Meet the new boss …

Remember the huge controversy brewed by congressional Democrats when president George W. Bush’s Justice Department dismissed seven United States Attorneys on Dec. 7, 2006?

Democrats conveniently ignored the fact their unlikely hero, President Bill Clinton, had sought the resignations of all 93 U.S. attorneys — including one who had been probing some of the crimes of the Clintons and their Arkansas cronies — upon taking office in 1993.

Well, the Obama administration seems to have grown unhappy over AmeriCorps inspector general Gerald Walpin’s probe into the misuse of hundreds of thousands of dollars in federal funds by Kevin Johnson, the former NBA star who is now mayor of Sacramento and a prominent supporter of President Obama.

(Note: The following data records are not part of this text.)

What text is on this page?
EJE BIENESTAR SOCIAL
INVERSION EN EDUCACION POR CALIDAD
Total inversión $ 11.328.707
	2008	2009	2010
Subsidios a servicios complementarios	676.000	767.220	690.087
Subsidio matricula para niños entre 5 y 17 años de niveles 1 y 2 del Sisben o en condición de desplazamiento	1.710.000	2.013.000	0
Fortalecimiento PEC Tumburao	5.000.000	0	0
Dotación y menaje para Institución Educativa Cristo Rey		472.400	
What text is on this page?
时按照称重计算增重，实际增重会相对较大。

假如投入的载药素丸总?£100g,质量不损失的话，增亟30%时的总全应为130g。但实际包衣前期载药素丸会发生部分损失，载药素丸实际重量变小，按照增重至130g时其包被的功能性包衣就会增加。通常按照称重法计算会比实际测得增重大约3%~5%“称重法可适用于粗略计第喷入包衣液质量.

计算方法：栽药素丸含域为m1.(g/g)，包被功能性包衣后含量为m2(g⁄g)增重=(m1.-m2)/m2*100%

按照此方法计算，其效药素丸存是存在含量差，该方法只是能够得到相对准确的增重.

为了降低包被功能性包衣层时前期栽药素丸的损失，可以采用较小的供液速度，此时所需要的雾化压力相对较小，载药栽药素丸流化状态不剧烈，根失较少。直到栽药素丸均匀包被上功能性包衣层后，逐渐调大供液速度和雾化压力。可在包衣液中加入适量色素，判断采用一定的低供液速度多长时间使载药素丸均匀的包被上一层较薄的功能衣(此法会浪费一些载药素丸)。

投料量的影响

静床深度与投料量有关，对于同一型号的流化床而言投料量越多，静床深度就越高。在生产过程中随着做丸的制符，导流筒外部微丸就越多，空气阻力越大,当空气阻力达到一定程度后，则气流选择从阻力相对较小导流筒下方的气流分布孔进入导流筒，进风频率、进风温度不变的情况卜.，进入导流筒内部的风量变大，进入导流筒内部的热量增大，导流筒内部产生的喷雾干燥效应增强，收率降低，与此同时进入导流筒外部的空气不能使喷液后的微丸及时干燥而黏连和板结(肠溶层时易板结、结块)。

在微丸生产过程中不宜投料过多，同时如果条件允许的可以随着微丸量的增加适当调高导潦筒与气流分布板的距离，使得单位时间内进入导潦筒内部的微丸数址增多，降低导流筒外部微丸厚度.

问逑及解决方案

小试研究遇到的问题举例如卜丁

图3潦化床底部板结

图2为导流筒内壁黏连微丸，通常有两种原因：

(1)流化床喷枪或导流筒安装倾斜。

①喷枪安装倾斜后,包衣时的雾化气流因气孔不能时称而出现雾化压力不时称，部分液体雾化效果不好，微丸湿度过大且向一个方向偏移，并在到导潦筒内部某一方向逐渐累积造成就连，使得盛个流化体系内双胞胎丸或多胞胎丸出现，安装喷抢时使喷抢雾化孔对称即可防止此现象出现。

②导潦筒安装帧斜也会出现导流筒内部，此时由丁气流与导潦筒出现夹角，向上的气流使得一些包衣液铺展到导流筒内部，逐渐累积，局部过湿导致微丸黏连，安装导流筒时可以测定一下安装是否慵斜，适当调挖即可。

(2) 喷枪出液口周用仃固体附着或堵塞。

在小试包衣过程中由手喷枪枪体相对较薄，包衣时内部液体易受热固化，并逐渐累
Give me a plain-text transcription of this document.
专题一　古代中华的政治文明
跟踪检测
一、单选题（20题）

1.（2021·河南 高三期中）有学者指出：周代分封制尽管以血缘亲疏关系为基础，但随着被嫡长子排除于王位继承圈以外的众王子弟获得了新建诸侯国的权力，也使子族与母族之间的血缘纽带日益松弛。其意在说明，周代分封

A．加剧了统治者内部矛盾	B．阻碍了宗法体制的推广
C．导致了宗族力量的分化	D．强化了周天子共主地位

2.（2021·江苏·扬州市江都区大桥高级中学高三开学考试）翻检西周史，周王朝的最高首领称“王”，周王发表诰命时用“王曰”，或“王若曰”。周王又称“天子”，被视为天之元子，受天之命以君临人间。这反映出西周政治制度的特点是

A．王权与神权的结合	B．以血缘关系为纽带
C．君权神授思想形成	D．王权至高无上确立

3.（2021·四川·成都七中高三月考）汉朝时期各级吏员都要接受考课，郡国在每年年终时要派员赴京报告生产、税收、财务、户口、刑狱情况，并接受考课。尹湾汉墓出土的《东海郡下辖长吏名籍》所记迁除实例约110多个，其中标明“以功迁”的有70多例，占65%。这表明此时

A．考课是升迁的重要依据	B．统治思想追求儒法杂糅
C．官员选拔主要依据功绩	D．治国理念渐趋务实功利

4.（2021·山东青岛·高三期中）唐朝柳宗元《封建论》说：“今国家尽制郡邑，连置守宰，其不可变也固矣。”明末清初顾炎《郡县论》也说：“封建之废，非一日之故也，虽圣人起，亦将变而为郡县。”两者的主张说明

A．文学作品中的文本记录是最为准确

The heart of the matter is a dispute that began last year over Mr. Walpin’s recommendation that Johnson and his “St. HOPE” charity be barred from receiving and using federal grant money. The process is known as “suspension and debarment,” meaning that Johnson would be suspended from receiving federal funds under any current arrangement and might ultimately be barred from receiving any such funds in the future.

“The whole purpose of suspension and debarment,” Mr. Walpin explains, “is to say that somebody who was involved in the misuse of government funds in the past should not be trusted with federal funds in the future.”

In the course of his investigation, Inspector General Walpin found Johnson and St. HOPE had failed to use the federal money they received for the purposes specified in their grant and had also used federally-funded AmeriCorps staff for, among other things, “driving (Johnson) to personal appointments, washing his car, and running personal errands.” In September 2008, after reviewing Mr. Walpin’s evidence, Americorps officials ordered the suspension, with the distinct possibility that it would lead to a permanent debarment.

That was during the Sacramento mayoral campaign. Johnson’s critics raised the possibility that, as mayor, the suspension would mean the city could not receive federal funds. “That’s absurd,” candidate Johnson told the Sacramento Bee. “As mayor, I’m going to go out there and shake down as many resources as I can for Sacramento.”

But the issue did not go away after Mr. Johnson took office. It became far more pressing in late January, when Congress passed the $787 billion stimulus bill and Sacramento officials hoped that millions of federal dollars would soon arrive. On March 21, the Sacramento Bee reported that, “The city of Sacramento likely is barred from getting federal money — including tens of millions the city is expecting from the new stimulus package — because Mayor Kevin Johnson is on a list of individuals forbidden from receiving federal funds, according to a leading attorney the city commissioned to look into the issue.”

Mr. Walpin learned his fate last Wednesday night. He was driving to an event in upstate New York when he received a call from Norman Eisen, special counsel to the president “for ethics and government reform.”

“He said, ‘Mr. Walpin, the president wants me to tell you that he really appreciates your service, but it’s time to move on,’” Mr. Walpin recalls. “Eisen said, ‘You can either resign, or I’ll tell you that we’ll have to terminate you.’”

The method of Mr. Walpin’s attempted firing could be a violation of the 2008 Inspectors General Reform Act, which requires the president to give Congress 30 days’ notice, plus an explanation of cause, before firing an inspector general.

When Mr. Walpin refused to quit, the White House informed Congress and began the legally required 30-day countdown.

They’ll still have to think up a “reason.”

Does President Obama have the right to remove an inspector general? Sure — despite that new law, intended to put limits on that power, which legislation was co-sponsored by, um … U.S. Sen. Barack Obama.

Although that right is not quite as clear-cut and well-established as was the right of President George W. Bush to call for the resignation of any U.S. attorney he pleased — since they clearly “serve at the president’s pleasure.”

Was the Walpin firing the right thing to do?

Heck, no. Barack Obama is covering up for a prominent supporter caught with his hand in the cookie jar.

Such maneuverings should not surprise those familiar with “politics as usual.” But they may surprise some who actually believed a silken-voiced Chicago ward heeler when he claimed, last year, that he wanted to go to Washington to bring about some kind of fundamental “change.”

One Comment to “Meet the new boss …”

  1. John Brook Says:

    Does this hypocrisy surprise anyone?